Eternal Father, strong to save
,
Whose arm hath bound the restless wave
,
Who bidd’st the mighty ocean deep
,
Its own appointed limits keep
.
O hear us when we cry to thee
,
For those in peril on the sea.”

“Sing out! Sing out!” Preacher John raised his hands, palms upwards, and the voices of the congregation grew louder in response.

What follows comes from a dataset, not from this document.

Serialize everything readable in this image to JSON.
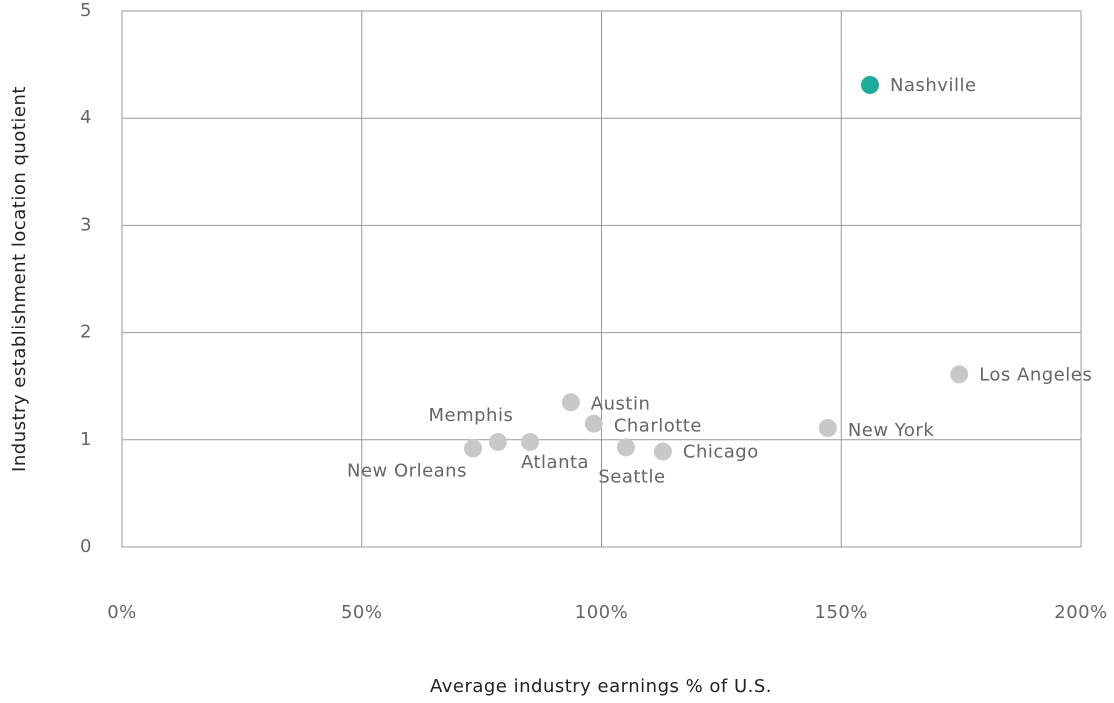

As the last line of the hymn died away, Baz found himself quite out of breath. He couldn’t remember when he had last sung like that – if he’d ever sung like that at all. It made him feel dizzy.

“Sit.” Preacher John was looking down at the lectern, turning the pages of his Bible.

Baz followed the example of those around him, taking his seat once more.

“O hear us when we cry to thee. O Lord, hear our prayer... Dear Lord, we beseech thee...” Preacher John raised his head. “This is how we carry on, forever pleading and begging for God’s help, but then expecting Him to do everything Himself. Save us, we cry. Deliver us from our enemies. Sort it all out for us, Lord, so that we don’t have to. But God helps those who help themselves, and despises those who will not lift a finger in their own defense. Turn the other cheek? These are not the words of God! Eye for eye, tooth for tooth – this is the way of the true testament!” And Preacher John leaned forward, pulling down the lower lid of his left eye and rolling it around in its socket.